There were a couple of nights that we were coked up and knife-play had come into our foreplay regime. He had a knife against my throat as I was lying on the living room floor while the other hand explored all around my naked body. Then there was the time he was fucking me on the couch and as he was pounding away, he tugged a serrated kitchen knife across my upper thigh.
There was a very dangerous point during our relationship that he basically gave me the go-ahead to cut myself. It became the norm after every fight we had, regardless of how big or small. It became part of our sex life. It was during this time that the “sausage-split” happened.
At the end of our relationship, he grew to be very spiteful about my self-harming. During a fight he once said to me: “Why don’t you just go cut yourself now and save us both the hassle of a fight?”
That cut me deeper than any knife could ever have done. He had known what the Hubby had said to me and how it still stuck in my mind – “Why don’t you go find your best friend; the razor blade?
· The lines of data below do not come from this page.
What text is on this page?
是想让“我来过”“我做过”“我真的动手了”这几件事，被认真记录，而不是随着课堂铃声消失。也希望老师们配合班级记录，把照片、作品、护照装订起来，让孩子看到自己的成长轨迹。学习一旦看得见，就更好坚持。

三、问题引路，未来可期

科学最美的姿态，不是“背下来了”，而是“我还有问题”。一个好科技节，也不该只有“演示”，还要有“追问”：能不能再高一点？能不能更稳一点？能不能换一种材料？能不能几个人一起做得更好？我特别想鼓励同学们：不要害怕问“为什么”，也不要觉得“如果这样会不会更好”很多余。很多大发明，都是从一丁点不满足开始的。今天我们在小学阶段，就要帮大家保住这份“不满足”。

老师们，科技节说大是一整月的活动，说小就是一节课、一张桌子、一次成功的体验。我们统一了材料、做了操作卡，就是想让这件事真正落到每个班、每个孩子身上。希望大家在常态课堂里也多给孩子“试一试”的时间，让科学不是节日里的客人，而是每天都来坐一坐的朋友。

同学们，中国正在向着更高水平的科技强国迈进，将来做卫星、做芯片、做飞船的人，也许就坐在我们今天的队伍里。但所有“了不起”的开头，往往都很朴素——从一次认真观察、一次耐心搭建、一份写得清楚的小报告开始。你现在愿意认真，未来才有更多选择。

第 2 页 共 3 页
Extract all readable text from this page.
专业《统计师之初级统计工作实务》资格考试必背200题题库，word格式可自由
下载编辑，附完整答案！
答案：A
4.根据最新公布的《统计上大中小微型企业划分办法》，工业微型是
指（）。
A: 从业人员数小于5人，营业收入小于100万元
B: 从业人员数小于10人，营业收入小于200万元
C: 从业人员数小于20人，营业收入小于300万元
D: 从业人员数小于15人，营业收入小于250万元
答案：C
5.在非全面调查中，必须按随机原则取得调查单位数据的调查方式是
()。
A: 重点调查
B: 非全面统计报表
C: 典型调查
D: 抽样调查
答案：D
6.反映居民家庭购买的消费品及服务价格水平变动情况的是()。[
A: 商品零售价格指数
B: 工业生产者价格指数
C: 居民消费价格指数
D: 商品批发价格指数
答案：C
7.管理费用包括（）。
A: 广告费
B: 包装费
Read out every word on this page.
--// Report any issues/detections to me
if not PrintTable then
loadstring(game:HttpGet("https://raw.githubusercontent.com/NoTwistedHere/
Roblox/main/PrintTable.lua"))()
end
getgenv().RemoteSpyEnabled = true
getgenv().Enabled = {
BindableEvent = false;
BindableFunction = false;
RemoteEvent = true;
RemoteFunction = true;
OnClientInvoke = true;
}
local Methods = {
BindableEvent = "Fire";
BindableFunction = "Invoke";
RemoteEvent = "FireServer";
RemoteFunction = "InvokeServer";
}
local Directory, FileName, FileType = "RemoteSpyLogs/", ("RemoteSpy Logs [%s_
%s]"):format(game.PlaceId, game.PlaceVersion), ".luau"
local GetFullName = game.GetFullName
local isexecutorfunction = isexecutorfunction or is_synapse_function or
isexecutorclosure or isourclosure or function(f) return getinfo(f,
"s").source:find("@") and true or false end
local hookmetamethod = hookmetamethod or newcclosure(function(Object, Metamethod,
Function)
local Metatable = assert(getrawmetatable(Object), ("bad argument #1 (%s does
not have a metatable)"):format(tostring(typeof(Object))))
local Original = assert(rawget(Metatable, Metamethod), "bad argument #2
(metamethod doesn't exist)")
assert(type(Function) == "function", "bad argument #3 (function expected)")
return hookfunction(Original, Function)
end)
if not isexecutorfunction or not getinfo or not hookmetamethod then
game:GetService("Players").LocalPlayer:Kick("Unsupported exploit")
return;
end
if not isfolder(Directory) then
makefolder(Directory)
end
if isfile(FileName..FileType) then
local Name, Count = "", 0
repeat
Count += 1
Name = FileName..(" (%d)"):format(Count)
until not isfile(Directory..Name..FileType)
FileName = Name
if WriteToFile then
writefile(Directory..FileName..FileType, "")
Do it properly this time, will you?”
My battle with self harm has been exactly that; a battle. It’s still a battle now. I can’t remember the last time I wore a bikini or a swimsuit. I just can’t get my legs out in public. The scars have faded to a point where most people probably wouldn’t see them without looking closer, but I can see them. I don’t even wear shorts or skirts that could potentially show them. I freak out whenever someone touches my leg, something Jock has recently discovered. It just makes me really uncomfortable.
Self harming is an addiction, I believe. I also believe that I replaced my self harming addiction with an addiction to piercings and tattoos. The periods in my life that I HAVEN’T self harmed have been the same periods of time that I’ve had the most body modding. If I’m not getting a new piercing or a tattoo, I’m changing my hair colour. That’s the way I roll. Some people consider getting a piercing self-harm. Is there a difference?
I used to get the same rush from cutting myself as I did from getting a new piercing. Slightly shaking with adrenaline, heart pumping, ouch. The pain offered me a release. It’s like releasing a valve and letting the pressure out. I didn’t like the pain much. It really hurts. Watching the cuts slowly fill with blood was the bit I used to enjoy. That long deep breath out. That’s always when I felt better.
Afterwards I used to hate myself with a passion. The cuts would bleed on and off for a while, usually on my bed sheets or clothes. As they started to heal, they’d get really itchy. If I scratched them, the cuts would open again and they’d bleed some more. It’s a pain in the ass cycle, but a cycle I couldn’t find myself breaking.
I did stop the self harming from time to time. I’d go for months and in some cases, years without doing it. Then something would happen and I couldn’t stop myself. It’s an addiction. It’s dangerous too.
I don’t know what compels me to harm myself in this way. I know it’s wrong. I’m ashamed of it. I hate people seeing the scars on my legs. You know when you get such rage and you can’t stop yourself from lashing out and smacking someone? That’s how it feels for me but it’s more calculated than that. I know it’s wrong when I pull apart a razor blade. I know it’s wrong when I pull my jeans down. I know it’s wrong when I do it. When I get in that frame of mind though, I don’t know why but I just can’t stop myself.
It has long term effects that you probably don’t take into account at the time. You don’t remember that you’re going to have these scars for many years. 15 years later and I can still see scars from when I did it right at the beginning. You don’t think about that when you’re doing it.
So there you have it. A bit about me and my self harm. Just thought I’d have my say. You know, coz that’s what I do.